The relationship between utility and demand falls under the theory of consumer behaviour. People want to purchase what makes them happy, and happiness in economics is quantified by utility. It is therefore important to understand what utility is and the different types of utility.
Utility refers to the ability of a good or service to satisfy the consumer's needs/wants. It is the preference for a good or service over other goods/services. Utility is a quantitative measure for a subjective feeling. There are two main ways that utility is measured: cardinal and ordinal. A cardinal measurement asks for example, participants in a survey to rate objects from 1-10 to show their preference. An ordinal measurement can be thought of as giving a participant of a survey ten different goods and asking them to order them according to preference. By doing such with all sorts of goods, you can form an index of all goods and their respective utilities.

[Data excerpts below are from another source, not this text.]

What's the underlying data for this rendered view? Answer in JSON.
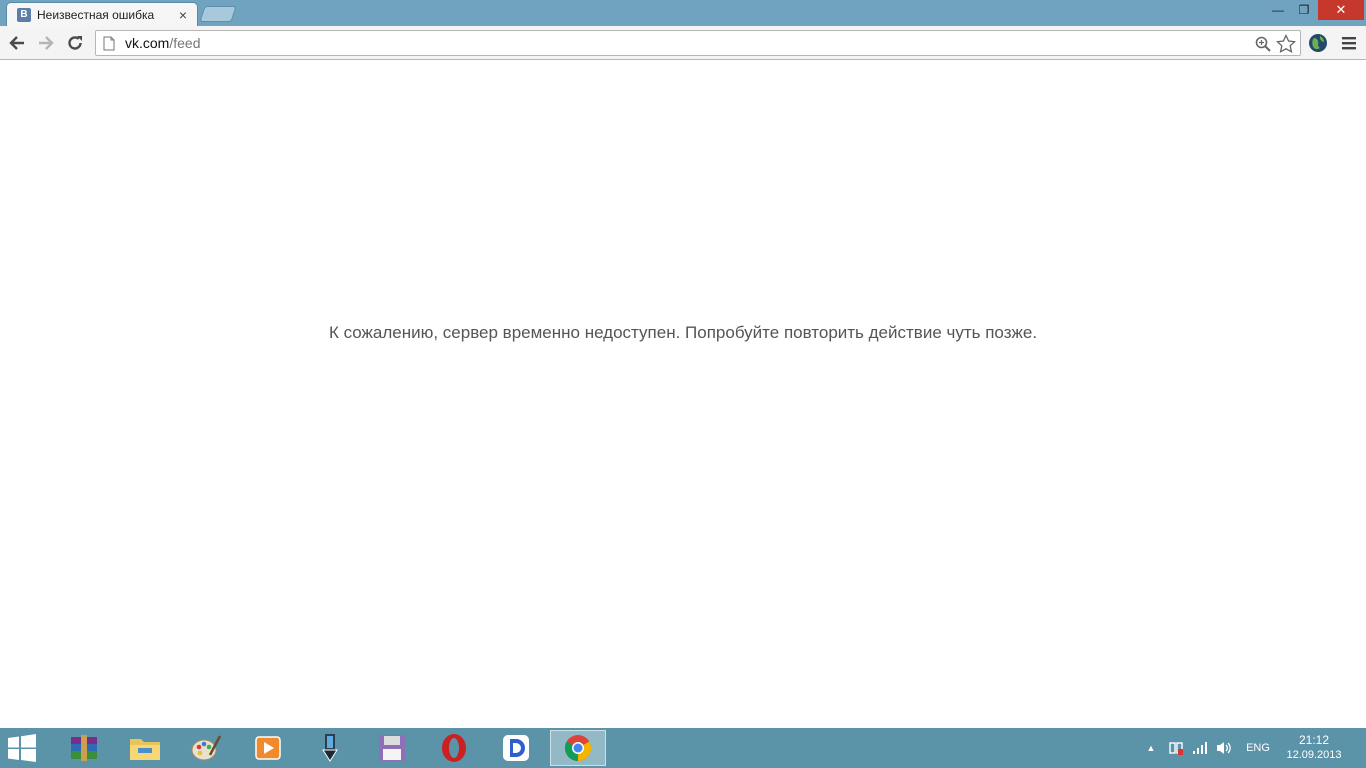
{
  "window": {
    "tab_title": "Неизвестная ошибка",
    "tab_favicon_letter": "В",
    "tab_close": "×",
    "controls": {
      "minimize": "—",
      "maximize": "❐",
      "close": "✕"
    }
  },
  "toolbar": {
    "url_host": "vk.com",
    "url_path": "/feed",
    "icons": [
      "back-arrow-icon",
      "forward-arrow-icon",
      "reload-icon",
      "page-icon",
      "zoom-icon",
      "bookmark-star-icon",
      "extension-globe-icon",
      "menu-icon"
    ]
  },
  "page": {
    "error_message": "К сожалению, сервер временно недоступен. Попробуйте повторить действие чуть позже."
  },
  "taskbar": {
    "apps": [
      "winrar-icon",
      "file-explorer-icon",
      "paint-icon",
      "media-player-icon",
      "pen-tool-icon",
      "floppy-disk-icon",
      "opera-icon",
      "dropbox-like-icon",
      "chrome-icon"
    ],
    "active_app": "chrome-icon",
    "language": "ENG",
    "time": "21:12",
    "date": "12.09.2013",
    "colors": {
      "taskbar": "#5b94a8",
      "titlebar": "#6fa3c0"
    }
  }
}
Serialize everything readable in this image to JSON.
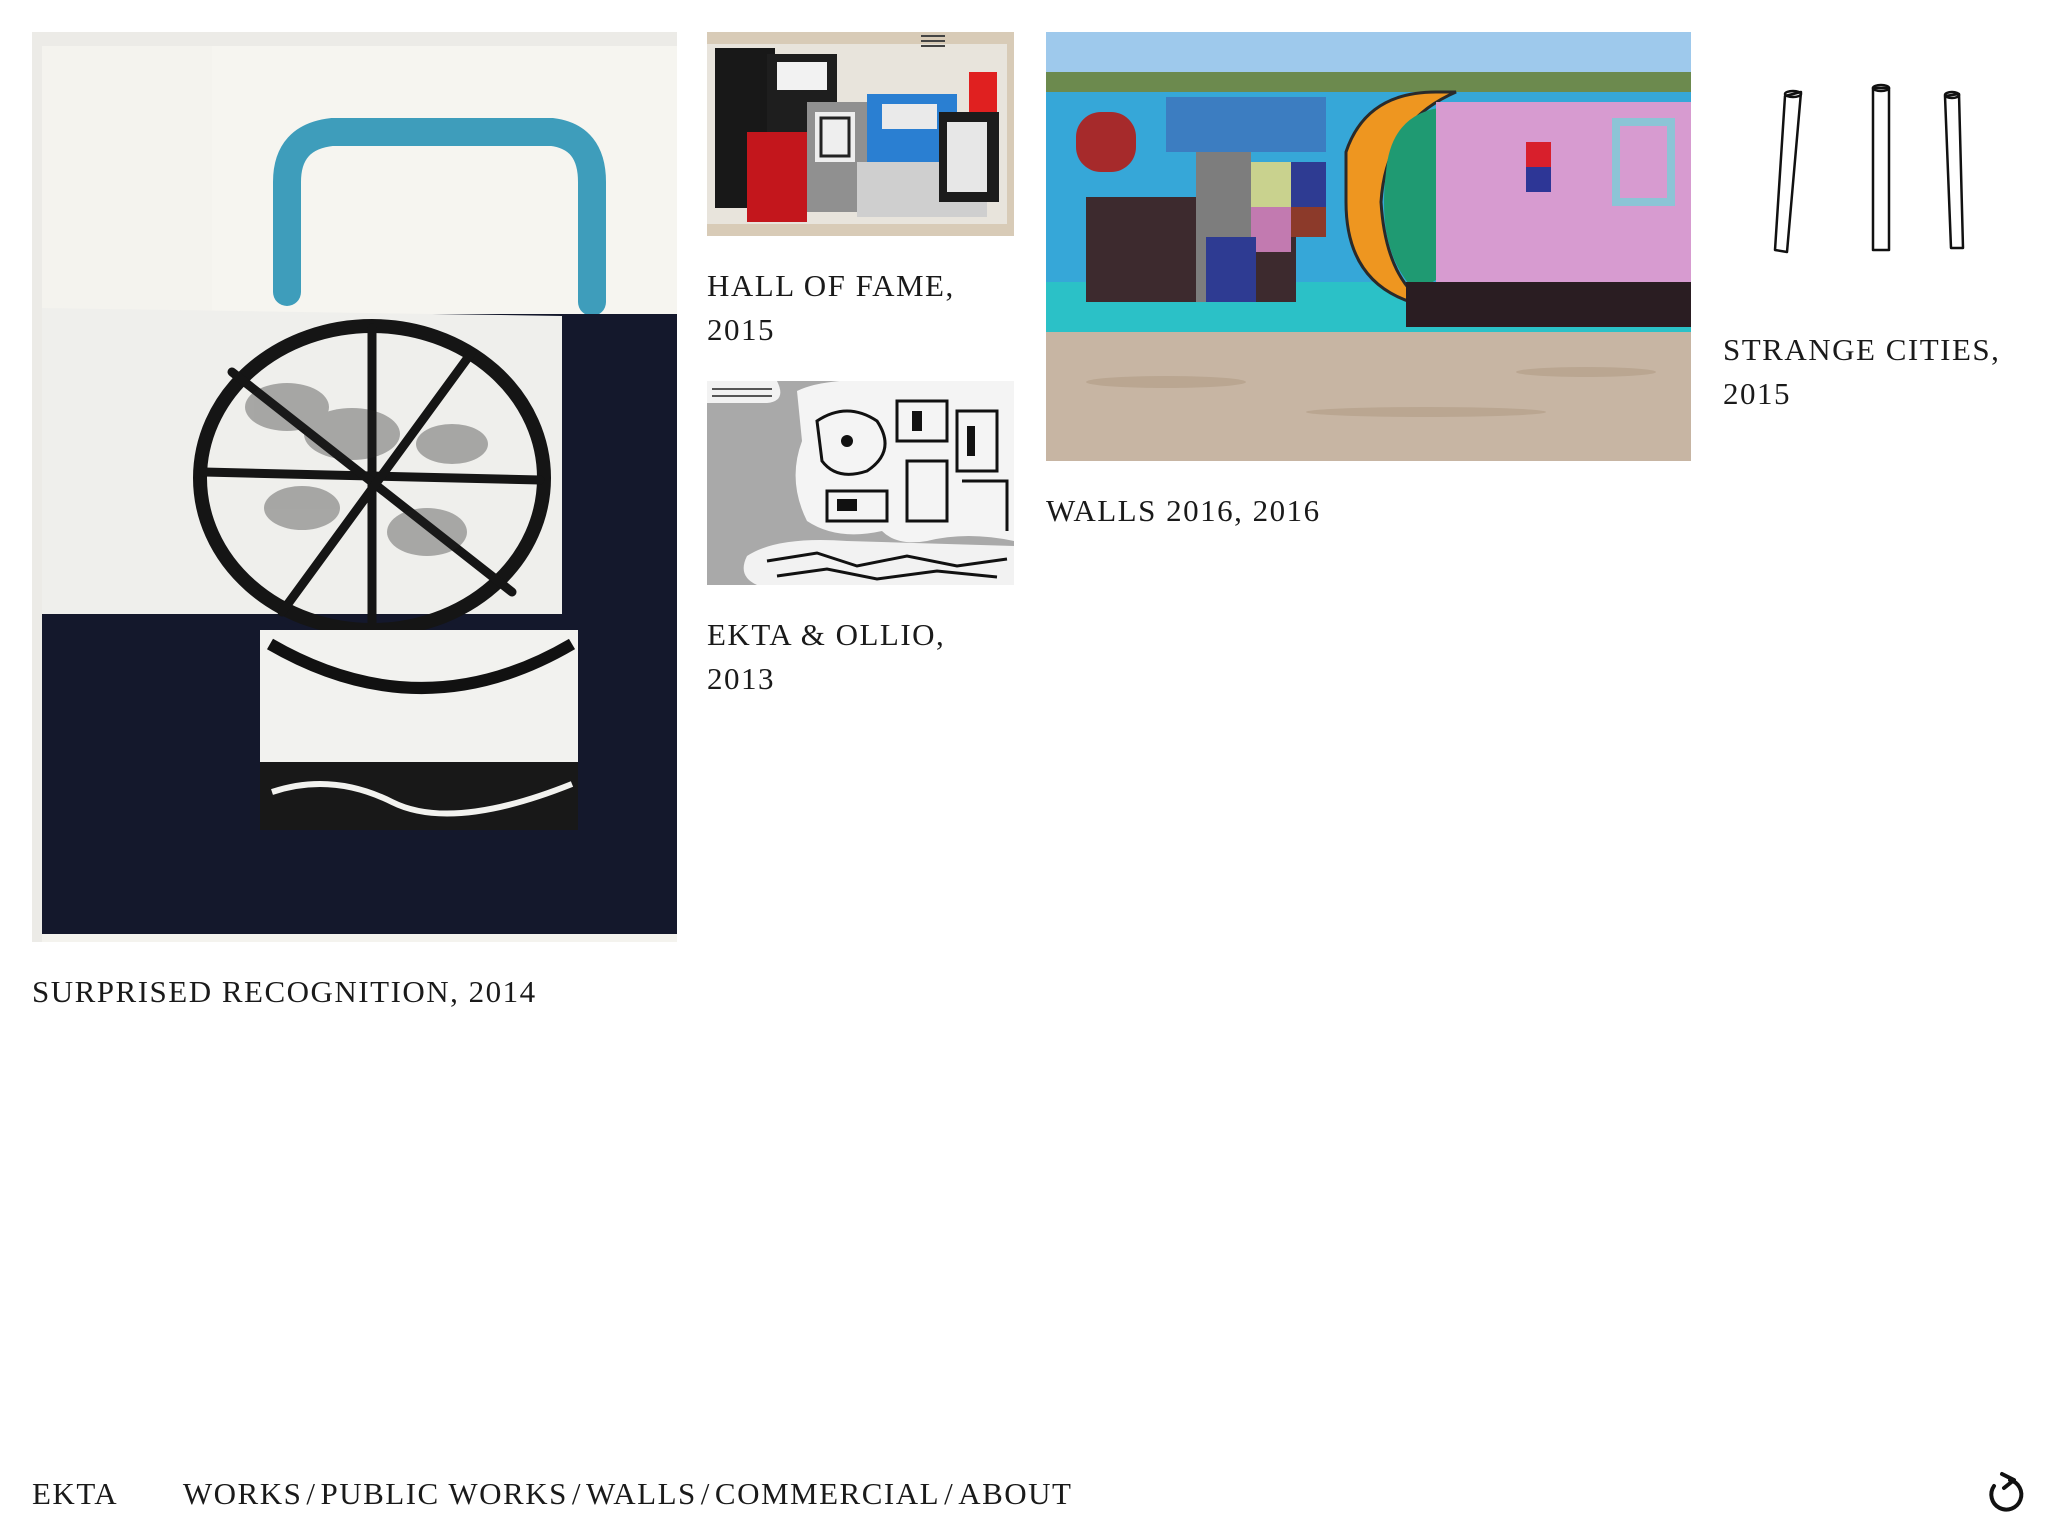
{
  "works": [
    {
      "title": "SURPRISED RECOGNITION, 2014",
      "lines": [
        "SURPRISED RECOGNITION, 2014"
      ]
    },
    {
      "title": "HALL OF FAME, 2015",
      "lines": [
        "HALL OF FAME,",
        "2015"
      ]
    },
    {
      "title": "EKTA & OLLIO, 2013",
      "lines": [
        "EKTA & OLLIO,",
        "2013"
      ]
    },
    {
      "title": "WALLS 2016, 2016",
      "lines": [
        "WALLS 2016, 2016"
      ]
    },
    {
      "title": "STRANGE CITIES, 2015",
      "lines": [
        "STRANGE CITIES,",
        "2015"
      ]
    }
  ],
  "footer": {
    "brand": "EKTA",
    "nav": [
      "WORKS",
      "PUBLIC WORKS",
      "WALLS",
      "COMMERCIAL",
      "ABOUT"
    ],
    "separator": "/"
  },
  "icons": {
    "reload": "reload-icon"
  },
  "colors": {
    "text": "#1a1a1a",
    "background": "#ffffff"
  }
}
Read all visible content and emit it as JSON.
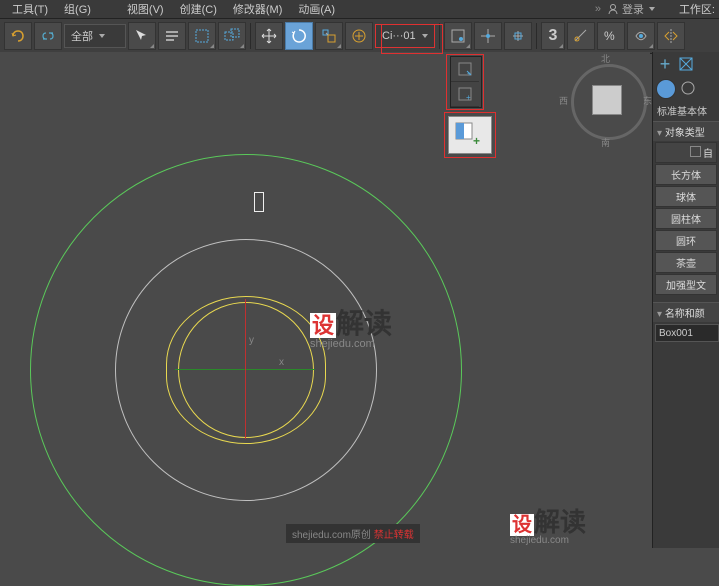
{
  "menu": {
    "tools": "工具(T)",
    "group": "组(G)",
    "view": "视图(V)",
    "create": "创建(C)",
    "modifier": "修改器(M)",
    "anim": "动画(A)",
    "login": "登录",
    "workspace": "工作区:"
  },
  "toolbar": {
    "filter_label": "全部",
    "obj_label": "Ci···01"
  },
  "viewport": {
    "axis_x": "x",
    "axis_y": "y"
  },
  "viewcube": {
    "n": "北",
    "s": "南",
    "e": "东",
    "w": "西"
  },
  "panel": {
    "category": "标准基本体",
    "sec_objtype": "对象类型",
    "autogrid": "自",
    "btn_box": "长方体",
    "btn_sphere": "球体",
    "btn_cylinder": "圆柱体",
    "btn_torus": "圆环",
    "btn_teapot": "茶壶",
    "btn_text": "加强型文",
    "sec_name": "名称和颜",
    "obj_name": "Box001"
  },
  "watermark": {
    "wm1a": "设",
    "wm1b": "解读",
    "wm1c": "shejiedu.com",
    "footer_a": "shejiedu.com原创 ",
    "footer_b": "禁止转载"
  }
}
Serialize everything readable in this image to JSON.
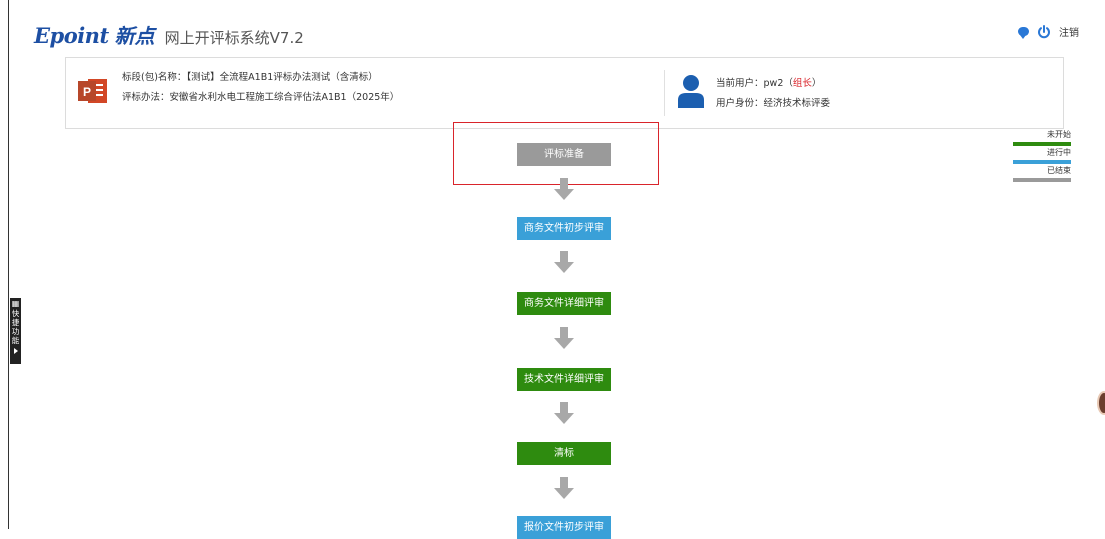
{
  "header": {
    "logo_en": "Epoint",
    "logo_cn": "新点",
    "system_name": "网上开评标系统V7.2",
    "logout_label": "注销",
    "chat_icon": "chat-bubble-icon",
    "power_icon": "power-icon"
  },
  "project_info": {
    "section_line": "标段(包)名称：【测试】全流程A1B1评标办法测试（含清标）",
    "method_line": "评标办法：安徽省水利水电工程施工综合评估法A1B1（2025年）"
  },
  "user_info": {
    "current_user_label": "当前用户：",
    "current_user_name": "pw2",
    "role_open": "（",
    "role": "组长",
    "role_close": "）",
    "identity_line": "用户身份：经济技术标评委"
  },
  "legend": [
    {
      "label": "未开始",
      "color": "#2e8b0f"
    },
    {
      "label": "进行中",
      "color": "#3aa0d8"
    },
    {
      "label": "已结束",
      "color": "#9a9a9a"
    }
  ],
  "steps": [
    {
      "label": "评标准备",
      "color": "#9a9a9a"
    },
    {
      "label": "商务文件初步评审",
      "color": "#3aa0d8"
    },
    {
      "label": "商务文件详细评审",
      "color": "#2e8b0f"
    },
    {
      "label": "技术文件详细评审",
      "color": "#2e8b0f"
    },
    {
      "label": "清标",
      "color": "#2e8b0f"
    },
    {
      "label": "报价文件初步评审",
      "color": "#3aa0d8"
    }
  ],
  "quick_tab": {
    "label_1": "快",
    "label_2": "捷",
    "label_3": "功",
    "label_4": "能"
  }
}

Marginal utility is an important concept in utility theory. It refers to the increase in utility attributed to the increase in consumption of one more unit of said good and vice versa. The law of dimishing marginal utility states that when additional units of a good are consumed, the resulting increments in utility will diminish. An example is that we can imagine being a lot happier when we receive a chocolate bar when we had none compared to receiving a chocolate bar when we already have 100 of them.
Utility is usually displayed on a graph in an indifference curve, representing the different combinations of two goods that result in the same level of utility. Note that utility curves are always parallel and cannot cross by definition. The utility function exists to show the slope of the utility curve as marginal utility. This when applied to consumer theory will serve as the foundation of the downward sloping demand curve.